Gavin Thomas Nicol wrote:

> Agreed. Again, from *my* perspective, it's all about interpretation. You can
> flip an XSLT stylesheet and say that it is testing conformance to a set of
> assertions (schematron!), or in other words, it tests for, and interprets, a
> type.

Yes, indeed. Or those assertions might be understood as the local business
process rules which govern the instantiation of locally useful data out of a
received document. Broadly speaking, that interpretation and instantiation must
always be a process, and whether it is short and simple or long and complex is
a difference of degree, but never of kind.
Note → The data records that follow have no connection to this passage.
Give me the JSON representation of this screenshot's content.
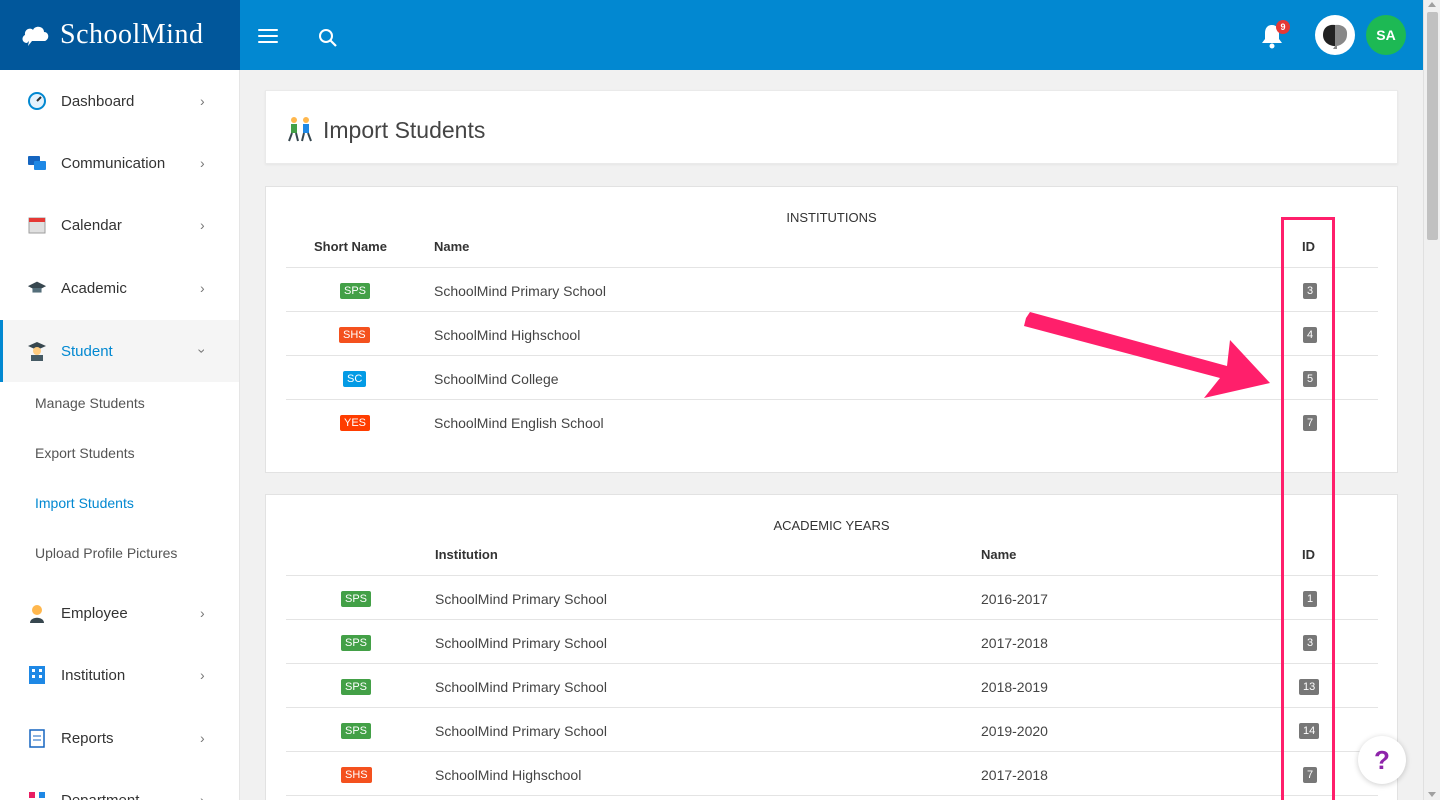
{
  "app": {
    "logo_text": "SchoolMind",
    "notification_count": "9",
    "user_initials": "SA"
  },
  "colors": {
    "primary": "#0288d1",
    "primary_dark": "#01579b",
    "tag_green": "#43a047",
    "tag_red": "#f4511e",
    "tag_blue": "#039be5",
    "tag_orange": "#ff3d00",
    "annotation": "#ff1f6b"
  },
  "sidebar": {
    "items": [
      {
        "label": "Dashboard",
        "icon": "dashboard-gauge-icon"
      },
      {
        "label": "Communication",
        "icon": "chat-icon"
      },
      {
        "label": "Calendar",
        "icon": "calendar-icon"
      },
      {
        "label": "Academic",
        "icon": "graduation-cap-icon"
      },
      {
        "label": "Student",
        "icon": "student-icon"
      },
      {
        "label": "Employee",
        "icon": "employee-icon"
      },
      {
        "label": "Institution",
        "icon": "building-icon"
      },
      {
        "label": "Reports",
        "icon": "clipboard-icon"
      },
      {
        "label": "Department",
        "icon": "department-icon"
      }
    ],
    "student_sub": [
      {
        "label": "Manage Students"
      },
      {
        "label": "Export Students"
      },
      {
        "label": "Import Students"
      },
      {
        "label": "Upload Profile Pictures"
      }
    ]
  },
  "page": {
    "title": "Import Students"
  },
  "institutions": {
    "title": "INSTITUTIONS",
    "headers": {
      "short_name": "Short Name",
      "name": "Name",
      "id": "ID"
    },
    "rows": [
      {
        "short": "SPS",
        "name": "SchoolMind Primary School",
        "id": "3"
      },
      {
        "short": "SHS",
        "name": "SchoolMind Highschool",
        "id": "4"
      },
      {
        "short": "SC",
        "name": "SchoolMind College",
        "id": "5"
      },
      {
        "short": "YES",
        "name": "SchoolMind English School",
        "id": "7"
      }
    ]
  },
  "academic_years": {
    "title": "ACADEMIC YEARS",
    "headers": {
      "institution": "Institution",
      "name": "Name",
      "id": "ID"
    },
    "rows": [
      {
        "short": "SPS",
        "institution": "SchoolMind Primary School",
        "name": "2016-2017",
        "id": "1"
      },
      {
        "short": "SPS",
        "institution": "SchoolMind Primary School",
        "name": "2017-2018",
        "id": "3"
      },
      {
        "short": "SPS",
        "institution": "SchoolMind Primary School",
        "name": "2018-2019",
        "id": "13"
      },
      {
        "short": "SPS",
        "institution": "SchoolMind Primary School",
        "name": "2019-2020",
        "id": "14"
      },
      {
        "short": "SHS",
        "institution": "SchoolMind Highschool",
        "name": "2017-2018",
        "id": "7"
      }
    ]
  },
  "help": {
    "label": "?"
  }
}
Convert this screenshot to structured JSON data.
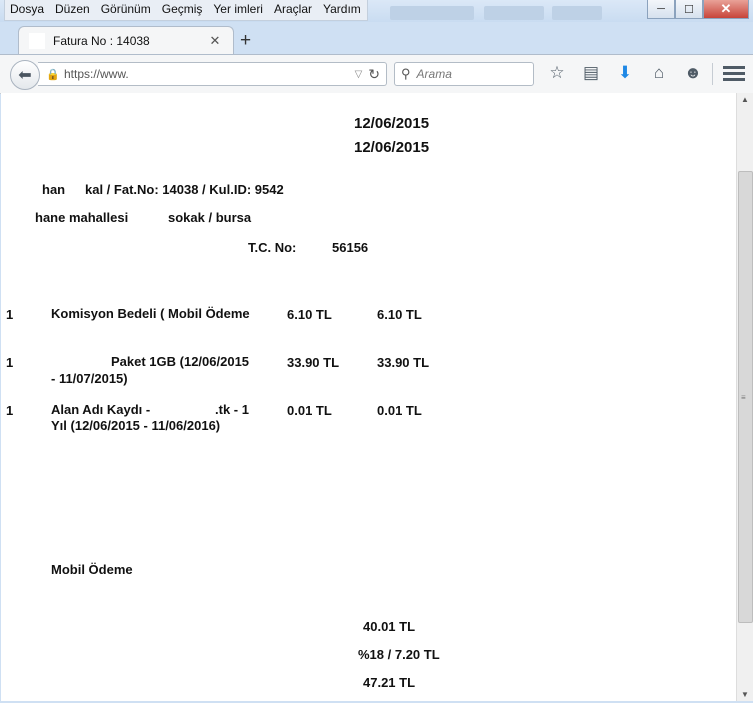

Though John Cowan asserts:

Ah, but this obscures a distinction that is fundamental.  It is one
thing to *use* the counterparty data to establish the settlement price,
and it is quite another thing to *interpret* the counterparty data
*as* the settlement price.  The one is a matter of authority (who
gets to say what the true settlement price was?) and the latter is
a matter of denotation (who gets to say that the "foo" element contains a
counterparty and the "bar" element contains a settlement price?)

that is a distinction without a difference. In either case it is the assertions
(business rules, schematic constraints) which govern the operation of a local
process which determine the instantiation--the locally realized form--of the
data, and may do so without reference to the 'intent' of the creator or sender
of the document from which that data is realized.